Depremde Sırtında Gitarla Az Kalsın Linç Ediliyormuş: Ceylan Ertem’in Çocukluk Travması

İstanbul’da evvel 3.9, akabinde 6.2 büyüklüğünde sarsıntılar meydana geldi. AFAD, riskli binalardan uzak durulması gerektiğini açıklarken, en büyüğü 5.9 olan 266 artçı sarsıntı sabaha kadar sürdü. Vatandaşlar geceyi parklarda, bahçelerde ve çadırlarda geçirdi. Toplumsal medyada ise bu kaygı, binlerce paylaşımın yapılmasına neden oldu.
Birçok kişi, sarsıntının yanı sıra bu türlü süreçlerde bayanların yaşadığı görünmeyen psikolojik baskılara dikkat çekerken, Ceylan Ertem de Sakarya zelzelesinde yaşadığı çocukluk travmasını anlattı.
Marmara Denizi Silivri açıklarında meydana gelen 6.2 büyüklüğündeki zelzele, İstanbul başta olmak üzere etraf vilayetlerde de hissedildi.

Ardından gelen yüzlerce artçı sarsıntı, gece boyunca birçok vatandaşa dehşet dolu anlar yaşattı. Parklara, boş yerlere ve çadırlara sığınan beşerler, geceyi açık havada geçirmek zorunda kaldı.
İstanbul Valiliği, zelzele nedeniyle hasar gören ya da hasar gördüğü düşünülen binalara girilmemesi gerektiğini duyurdu. Ayrıyeten, ‘Zorunlu olmadıkça aracınızla trafiğe çıkmayınız. GSM sınırlarını mecburî haller dışında kullanmayınız.’ diyerek uyardı.
Depremin akabinde toplumsal medyada adeta bir his patlaması yaşandı.

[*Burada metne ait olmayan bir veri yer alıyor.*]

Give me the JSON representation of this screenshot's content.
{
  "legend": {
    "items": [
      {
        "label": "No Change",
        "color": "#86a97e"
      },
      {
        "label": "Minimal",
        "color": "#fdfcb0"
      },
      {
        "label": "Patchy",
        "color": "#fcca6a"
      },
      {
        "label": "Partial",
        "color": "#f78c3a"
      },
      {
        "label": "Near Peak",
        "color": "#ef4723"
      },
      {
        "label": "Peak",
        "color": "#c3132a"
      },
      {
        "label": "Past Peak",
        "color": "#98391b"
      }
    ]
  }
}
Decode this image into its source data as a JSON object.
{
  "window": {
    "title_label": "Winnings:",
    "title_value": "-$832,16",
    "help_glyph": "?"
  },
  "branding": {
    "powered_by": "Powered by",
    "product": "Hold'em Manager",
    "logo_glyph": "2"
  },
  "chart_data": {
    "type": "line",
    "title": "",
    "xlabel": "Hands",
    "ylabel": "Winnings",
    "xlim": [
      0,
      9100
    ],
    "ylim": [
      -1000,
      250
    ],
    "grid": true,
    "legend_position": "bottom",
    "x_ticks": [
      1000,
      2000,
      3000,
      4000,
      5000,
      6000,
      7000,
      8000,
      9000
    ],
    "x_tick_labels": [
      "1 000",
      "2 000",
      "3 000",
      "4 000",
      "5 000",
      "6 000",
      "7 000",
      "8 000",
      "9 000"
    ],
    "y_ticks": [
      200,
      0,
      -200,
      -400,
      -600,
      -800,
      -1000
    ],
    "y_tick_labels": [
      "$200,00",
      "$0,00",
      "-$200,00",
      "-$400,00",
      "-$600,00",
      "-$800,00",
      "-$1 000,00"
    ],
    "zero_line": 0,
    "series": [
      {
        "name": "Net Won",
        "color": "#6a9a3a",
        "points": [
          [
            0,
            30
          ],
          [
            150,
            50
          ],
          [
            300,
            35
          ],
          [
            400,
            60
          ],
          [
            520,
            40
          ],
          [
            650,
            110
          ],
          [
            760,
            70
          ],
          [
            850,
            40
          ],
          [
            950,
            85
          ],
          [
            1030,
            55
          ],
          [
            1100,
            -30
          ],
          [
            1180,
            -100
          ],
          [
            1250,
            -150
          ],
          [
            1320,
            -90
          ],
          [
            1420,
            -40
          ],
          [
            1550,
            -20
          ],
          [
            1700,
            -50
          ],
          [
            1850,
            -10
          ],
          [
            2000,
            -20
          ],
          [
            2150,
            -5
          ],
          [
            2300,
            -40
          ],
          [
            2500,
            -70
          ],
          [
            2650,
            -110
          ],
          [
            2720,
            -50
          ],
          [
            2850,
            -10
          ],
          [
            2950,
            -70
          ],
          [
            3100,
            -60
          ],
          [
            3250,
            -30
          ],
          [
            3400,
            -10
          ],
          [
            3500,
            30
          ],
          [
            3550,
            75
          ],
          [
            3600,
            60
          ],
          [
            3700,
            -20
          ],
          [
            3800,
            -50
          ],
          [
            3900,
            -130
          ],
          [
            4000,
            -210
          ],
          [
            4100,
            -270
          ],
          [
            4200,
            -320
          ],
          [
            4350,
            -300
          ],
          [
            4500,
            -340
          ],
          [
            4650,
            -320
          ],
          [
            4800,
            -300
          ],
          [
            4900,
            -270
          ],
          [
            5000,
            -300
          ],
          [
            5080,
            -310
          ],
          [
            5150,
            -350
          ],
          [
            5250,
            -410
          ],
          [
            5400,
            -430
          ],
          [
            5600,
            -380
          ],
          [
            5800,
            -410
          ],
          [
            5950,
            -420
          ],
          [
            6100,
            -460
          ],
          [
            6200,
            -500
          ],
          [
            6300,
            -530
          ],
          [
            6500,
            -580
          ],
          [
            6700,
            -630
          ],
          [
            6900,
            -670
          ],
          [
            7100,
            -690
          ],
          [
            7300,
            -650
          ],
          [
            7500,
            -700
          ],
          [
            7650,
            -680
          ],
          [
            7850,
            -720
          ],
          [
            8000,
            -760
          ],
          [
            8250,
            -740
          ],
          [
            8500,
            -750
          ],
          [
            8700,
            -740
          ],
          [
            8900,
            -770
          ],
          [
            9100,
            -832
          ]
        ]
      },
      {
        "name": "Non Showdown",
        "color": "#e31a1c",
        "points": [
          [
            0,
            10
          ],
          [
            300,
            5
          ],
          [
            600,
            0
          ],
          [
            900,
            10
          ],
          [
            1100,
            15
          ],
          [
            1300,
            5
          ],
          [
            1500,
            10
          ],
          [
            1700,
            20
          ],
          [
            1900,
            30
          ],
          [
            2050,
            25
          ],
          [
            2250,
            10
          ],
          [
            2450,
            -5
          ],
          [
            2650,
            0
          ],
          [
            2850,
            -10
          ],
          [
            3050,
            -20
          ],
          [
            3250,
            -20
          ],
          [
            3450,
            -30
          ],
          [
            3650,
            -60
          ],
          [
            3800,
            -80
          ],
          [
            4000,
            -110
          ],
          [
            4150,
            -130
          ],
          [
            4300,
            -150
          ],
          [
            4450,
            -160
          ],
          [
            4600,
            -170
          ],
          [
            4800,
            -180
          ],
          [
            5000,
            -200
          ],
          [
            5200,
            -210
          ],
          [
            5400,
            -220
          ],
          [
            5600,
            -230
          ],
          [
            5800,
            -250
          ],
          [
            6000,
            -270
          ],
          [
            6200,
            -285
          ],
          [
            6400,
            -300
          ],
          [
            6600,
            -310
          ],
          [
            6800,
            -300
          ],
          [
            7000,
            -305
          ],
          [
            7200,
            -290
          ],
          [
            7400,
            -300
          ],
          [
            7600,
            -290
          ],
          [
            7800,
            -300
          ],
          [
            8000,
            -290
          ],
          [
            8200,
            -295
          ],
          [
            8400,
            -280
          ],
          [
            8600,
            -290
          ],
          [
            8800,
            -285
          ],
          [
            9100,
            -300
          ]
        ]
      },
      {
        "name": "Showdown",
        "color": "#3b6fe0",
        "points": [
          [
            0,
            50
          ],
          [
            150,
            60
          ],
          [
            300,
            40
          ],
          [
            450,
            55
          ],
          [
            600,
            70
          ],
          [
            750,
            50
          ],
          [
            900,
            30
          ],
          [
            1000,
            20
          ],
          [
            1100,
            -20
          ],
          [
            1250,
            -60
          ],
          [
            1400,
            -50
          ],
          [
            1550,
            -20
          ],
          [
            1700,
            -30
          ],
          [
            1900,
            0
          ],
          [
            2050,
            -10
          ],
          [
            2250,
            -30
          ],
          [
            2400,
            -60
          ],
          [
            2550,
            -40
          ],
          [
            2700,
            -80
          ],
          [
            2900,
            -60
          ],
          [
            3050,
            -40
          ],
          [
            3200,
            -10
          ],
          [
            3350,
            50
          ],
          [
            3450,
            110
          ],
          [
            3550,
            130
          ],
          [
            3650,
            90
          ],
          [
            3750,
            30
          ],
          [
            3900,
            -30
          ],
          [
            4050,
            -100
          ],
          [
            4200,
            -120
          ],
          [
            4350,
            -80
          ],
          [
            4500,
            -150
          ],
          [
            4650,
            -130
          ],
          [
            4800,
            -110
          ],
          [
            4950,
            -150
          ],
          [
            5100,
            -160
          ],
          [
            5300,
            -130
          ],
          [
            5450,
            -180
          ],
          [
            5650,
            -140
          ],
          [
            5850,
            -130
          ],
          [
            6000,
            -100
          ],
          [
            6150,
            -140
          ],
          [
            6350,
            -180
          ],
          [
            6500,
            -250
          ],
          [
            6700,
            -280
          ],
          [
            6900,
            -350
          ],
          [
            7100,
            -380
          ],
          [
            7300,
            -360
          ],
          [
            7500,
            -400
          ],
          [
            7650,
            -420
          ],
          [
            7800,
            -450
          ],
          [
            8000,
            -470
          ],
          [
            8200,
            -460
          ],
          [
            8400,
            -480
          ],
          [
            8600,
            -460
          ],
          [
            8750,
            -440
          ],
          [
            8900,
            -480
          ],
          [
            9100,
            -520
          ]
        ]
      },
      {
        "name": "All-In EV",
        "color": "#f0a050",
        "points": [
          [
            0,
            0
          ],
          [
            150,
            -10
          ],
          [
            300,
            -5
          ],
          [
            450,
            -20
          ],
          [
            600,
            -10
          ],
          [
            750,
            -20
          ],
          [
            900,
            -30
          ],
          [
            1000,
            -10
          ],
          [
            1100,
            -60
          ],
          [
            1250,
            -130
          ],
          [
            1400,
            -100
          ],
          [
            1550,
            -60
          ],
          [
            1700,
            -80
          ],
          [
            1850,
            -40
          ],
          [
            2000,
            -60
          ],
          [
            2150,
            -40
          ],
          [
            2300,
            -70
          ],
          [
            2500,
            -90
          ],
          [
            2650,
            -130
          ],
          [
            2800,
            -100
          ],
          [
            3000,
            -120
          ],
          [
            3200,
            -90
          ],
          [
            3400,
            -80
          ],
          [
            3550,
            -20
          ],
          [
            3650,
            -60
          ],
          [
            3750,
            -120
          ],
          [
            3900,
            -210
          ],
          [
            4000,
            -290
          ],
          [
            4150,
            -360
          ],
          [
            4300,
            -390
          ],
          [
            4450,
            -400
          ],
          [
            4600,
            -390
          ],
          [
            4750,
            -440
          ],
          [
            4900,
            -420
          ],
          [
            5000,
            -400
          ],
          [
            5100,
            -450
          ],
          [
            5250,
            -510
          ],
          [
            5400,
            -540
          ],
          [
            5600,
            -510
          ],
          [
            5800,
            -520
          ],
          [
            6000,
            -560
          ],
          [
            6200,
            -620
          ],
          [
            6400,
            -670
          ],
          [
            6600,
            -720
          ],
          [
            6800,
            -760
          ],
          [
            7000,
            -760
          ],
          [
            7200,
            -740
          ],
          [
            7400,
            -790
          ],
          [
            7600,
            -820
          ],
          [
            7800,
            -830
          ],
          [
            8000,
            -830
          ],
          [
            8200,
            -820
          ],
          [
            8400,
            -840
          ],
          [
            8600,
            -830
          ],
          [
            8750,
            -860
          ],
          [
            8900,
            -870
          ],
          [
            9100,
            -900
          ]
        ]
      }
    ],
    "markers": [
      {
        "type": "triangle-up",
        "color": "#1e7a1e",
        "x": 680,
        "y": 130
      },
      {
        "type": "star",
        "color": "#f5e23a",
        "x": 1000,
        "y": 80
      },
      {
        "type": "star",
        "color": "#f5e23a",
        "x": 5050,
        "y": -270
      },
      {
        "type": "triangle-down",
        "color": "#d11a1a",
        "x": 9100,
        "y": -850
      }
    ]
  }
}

Binlerce kullanıcı, yaşadıkları endişeyi ve müşahedelerini paylaştı. Bu paylaşımlar ortasında en fazla dikkat çekenlerden biri de bayanların afet anında yaşadığı ruhsal baskılar oldu.
Ceylan Ertem, Twitter’daki kullanıcıların paylaşımlarını duyurarak bilhassa bayanların sesi oldu.
Ertem, paylaşımında sarsıntı sırasında bayanların yaşadığı kaygılara örneklerle yer verdi.

“Kadınların zelzele esnasında üstlerine giyecek bir şey aramaları da politiktir bu ortada.”
“99 zelzelesinden sonra enkaz altından çıkarılırken frikik vermesin diye gecelik giymeyi bırakan bir teyze tanıyorum ben. Yaz kış uzun alt-üst pijama giyiyordu, ayrıyeten sütyenle yatıyordu.”
“Depremde karısının başı açık diye meskenden çıkmasına müsaade vermeyen adamlar vardı. Hala şok oluyorum.”
“Ne vakit sarsıntıya yakalansam, koşup sütyen giyiyorum. Bayan olmayan anlamaz demek istediğini.”
Diğer paylaşımında ise Sakarya zelzelesinde yaşadığı çocukluk travmasını anlattı.

Sırtında gitar taşıdığı için etraftan “Millet ölmüş siz cümbüş peşindesiniz” diyerek linç edilmek istendiğini anlatan Ertem, aslında o gitarın onun için nasıl bir sığınak olduğunu şu sözlerle tabir etti:
“Kamyonun gerisine birkaç örtü serdi, kapısını kapattı, ben içeride orta ara çalıp söylüyordum, zati sesim dışarıdan duyulmuyordu bile. Benim için çok değerli bir anıdır.
Her tarafımızdan ağlayanlar, kahrolanlar geçerken, başımızda helikopterler uçarken, artık kent mevt kokarken, yağmaların açlığın susuzluğun çaresizliğin ve kaosun ortasında bana ufacık bir şifa vermiştir. Babam Çocuklar ve gençler için atlatılması kolay bir süreç değil zelzele ve sonrası O devir öğrendiğim çok şey olmuştu ‘insan olmak’la ilgili”
13 yaşından itibaren agorafobi ve panik atakla uğraş ettiğini de belirten sanatçı, o periyotta yaşadıklarının izlerini hala taşıdığını belirtti.